[redif estivale] compétition, esprit de
[classiques 2.0] si paris m'était écrit...

[nabe, extrait] lucette almansor, épouse destouches, veuve céline

née le 20 juillet 1912 à paris, 12 rue monge

Lucette et Nabe, (c) alainzannini.com " Moi, je n'existe pas, et je n'aime pas qu'on me demande de parler de Céline. Je ne comprends toujours pas comment Marc-Edouard a réussi à écrire ce livre. Tout est vrai comme dans un roman. C'est entre la vie et le rêve. Ça me rappelle son portrait de Billie Holiday où on ne voyait pas la femme, on voyait l'âme.

Si tous les écrivains sont dangereux, Nabe ne l'est pas plus qu'un autre. Il danse sur les sentiments. C'est ça, son style.


Tout a été dit. Maintenant, la parole est à  l'écriture.

LUCETTE DESTOUCHES "

In: Lucette, 1995 (c) Marc-Edouard Nabe

Je venais de relire Lucette, le roman de Marc-Edouard Nabe, avec délectation ; mais j'avais finalement renoncé à choisir un extrait en l'honneur de la centenaire du jour... Il aurait fallu recopier les 340 pages.
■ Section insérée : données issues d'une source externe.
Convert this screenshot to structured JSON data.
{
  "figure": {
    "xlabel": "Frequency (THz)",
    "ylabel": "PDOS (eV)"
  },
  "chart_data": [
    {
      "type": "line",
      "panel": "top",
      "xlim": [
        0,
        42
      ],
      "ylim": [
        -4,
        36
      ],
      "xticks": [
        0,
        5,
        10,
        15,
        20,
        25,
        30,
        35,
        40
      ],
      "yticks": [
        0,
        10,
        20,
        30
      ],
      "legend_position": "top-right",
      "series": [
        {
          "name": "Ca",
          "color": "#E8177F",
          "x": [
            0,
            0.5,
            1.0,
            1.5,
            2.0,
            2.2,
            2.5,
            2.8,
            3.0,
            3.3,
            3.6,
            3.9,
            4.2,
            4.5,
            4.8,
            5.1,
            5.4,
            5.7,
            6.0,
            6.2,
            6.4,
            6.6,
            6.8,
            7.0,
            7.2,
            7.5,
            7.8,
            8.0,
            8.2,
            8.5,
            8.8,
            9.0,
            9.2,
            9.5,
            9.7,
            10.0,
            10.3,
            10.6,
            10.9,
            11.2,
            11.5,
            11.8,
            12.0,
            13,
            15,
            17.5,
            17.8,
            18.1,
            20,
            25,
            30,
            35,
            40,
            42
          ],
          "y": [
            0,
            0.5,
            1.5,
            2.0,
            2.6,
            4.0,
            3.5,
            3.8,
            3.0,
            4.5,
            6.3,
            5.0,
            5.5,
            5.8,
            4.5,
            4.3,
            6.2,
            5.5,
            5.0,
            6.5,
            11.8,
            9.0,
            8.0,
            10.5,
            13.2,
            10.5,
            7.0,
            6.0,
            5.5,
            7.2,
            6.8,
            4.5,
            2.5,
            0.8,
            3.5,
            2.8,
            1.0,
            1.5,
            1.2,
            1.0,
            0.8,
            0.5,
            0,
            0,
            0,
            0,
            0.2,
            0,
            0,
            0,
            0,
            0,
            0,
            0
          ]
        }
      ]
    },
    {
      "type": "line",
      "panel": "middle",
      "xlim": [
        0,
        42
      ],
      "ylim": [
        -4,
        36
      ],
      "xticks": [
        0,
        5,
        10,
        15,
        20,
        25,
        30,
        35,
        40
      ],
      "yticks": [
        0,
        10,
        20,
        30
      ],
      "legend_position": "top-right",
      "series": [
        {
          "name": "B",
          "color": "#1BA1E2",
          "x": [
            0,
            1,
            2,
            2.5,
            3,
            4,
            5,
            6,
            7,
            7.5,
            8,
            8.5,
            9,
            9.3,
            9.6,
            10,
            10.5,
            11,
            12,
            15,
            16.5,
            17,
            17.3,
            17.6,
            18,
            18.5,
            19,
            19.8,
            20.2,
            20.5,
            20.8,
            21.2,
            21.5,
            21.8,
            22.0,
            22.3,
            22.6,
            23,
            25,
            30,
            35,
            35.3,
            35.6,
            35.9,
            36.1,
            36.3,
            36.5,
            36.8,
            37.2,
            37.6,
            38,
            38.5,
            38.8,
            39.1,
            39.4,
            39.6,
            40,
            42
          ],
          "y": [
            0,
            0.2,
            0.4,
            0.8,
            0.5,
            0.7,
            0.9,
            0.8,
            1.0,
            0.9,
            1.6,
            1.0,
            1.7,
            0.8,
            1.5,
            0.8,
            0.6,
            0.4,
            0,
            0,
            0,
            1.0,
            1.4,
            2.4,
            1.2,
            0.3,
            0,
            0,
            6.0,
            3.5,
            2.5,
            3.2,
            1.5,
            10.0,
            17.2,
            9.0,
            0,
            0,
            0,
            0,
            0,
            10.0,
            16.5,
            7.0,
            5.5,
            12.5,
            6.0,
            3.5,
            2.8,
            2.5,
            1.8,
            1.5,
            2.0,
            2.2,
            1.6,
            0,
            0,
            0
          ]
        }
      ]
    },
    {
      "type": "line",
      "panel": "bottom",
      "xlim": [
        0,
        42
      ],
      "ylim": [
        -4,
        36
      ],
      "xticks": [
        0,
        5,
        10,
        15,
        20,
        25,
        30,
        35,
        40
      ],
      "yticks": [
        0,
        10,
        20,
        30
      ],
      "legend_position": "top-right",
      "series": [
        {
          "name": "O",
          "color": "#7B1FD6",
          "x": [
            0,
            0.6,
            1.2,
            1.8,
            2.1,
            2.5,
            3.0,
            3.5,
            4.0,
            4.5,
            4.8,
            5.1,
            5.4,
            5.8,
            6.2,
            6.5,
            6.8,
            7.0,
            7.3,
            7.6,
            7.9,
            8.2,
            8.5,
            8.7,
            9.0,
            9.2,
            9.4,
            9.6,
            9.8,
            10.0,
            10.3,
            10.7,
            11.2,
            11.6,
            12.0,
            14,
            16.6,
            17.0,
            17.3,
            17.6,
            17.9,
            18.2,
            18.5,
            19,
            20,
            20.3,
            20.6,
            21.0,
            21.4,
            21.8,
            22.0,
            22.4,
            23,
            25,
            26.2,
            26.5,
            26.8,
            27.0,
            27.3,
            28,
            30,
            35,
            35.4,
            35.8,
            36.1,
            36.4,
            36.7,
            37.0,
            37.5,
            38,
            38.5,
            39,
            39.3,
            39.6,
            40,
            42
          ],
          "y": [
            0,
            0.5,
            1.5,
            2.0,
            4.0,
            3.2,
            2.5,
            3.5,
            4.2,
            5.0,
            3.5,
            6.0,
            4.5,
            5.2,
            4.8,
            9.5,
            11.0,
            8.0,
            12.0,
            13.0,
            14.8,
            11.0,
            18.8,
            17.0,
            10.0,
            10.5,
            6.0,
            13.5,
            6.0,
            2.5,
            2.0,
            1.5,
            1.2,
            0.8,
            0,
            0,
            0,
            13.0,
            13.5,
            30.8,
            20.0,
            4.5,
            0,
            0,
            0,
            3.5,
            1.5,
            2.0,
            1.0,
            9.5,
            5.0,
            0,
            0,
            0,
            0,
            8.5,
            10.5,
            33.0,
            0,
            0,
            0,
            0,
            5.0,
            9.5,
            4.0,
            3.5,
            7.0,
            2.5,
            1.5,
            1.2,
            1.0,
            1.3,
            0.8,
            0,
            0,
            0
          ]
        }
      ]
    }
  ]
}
Seulement je n'avais pas encore pensé à la toute première des pages, celle qui ne porte pas de pagination, juste après la page de titre, presque blanche :  Moi, je n'existe pas... Un incipit étonnant, comme une dédicace-miroir de l'héroïne à l'auteur, de la lectrice à l'écrivain. De Lucette Destouches à Marc-Edouard Nabe. Mais aussi, surtout et avant tout : de Lucette à Louis, et de Marc-Edouard à Louis-Ferdinand.

Pourtant des preuves de l'existence lumineuse de Lucette, il en existe de nombreuses dans le journal intime de Nabe. Dans Kamikaze, le quatrième tome (épuisé, non réédité) du Journal intime de Nabe, j'ai choisi parmi les nombreuses visites du diariste route des Gardes à Meudon, celle du mercredi 30 novembre 1988. Lucette a soixante-seize ans. Nabe va bientôt avoir trente ans.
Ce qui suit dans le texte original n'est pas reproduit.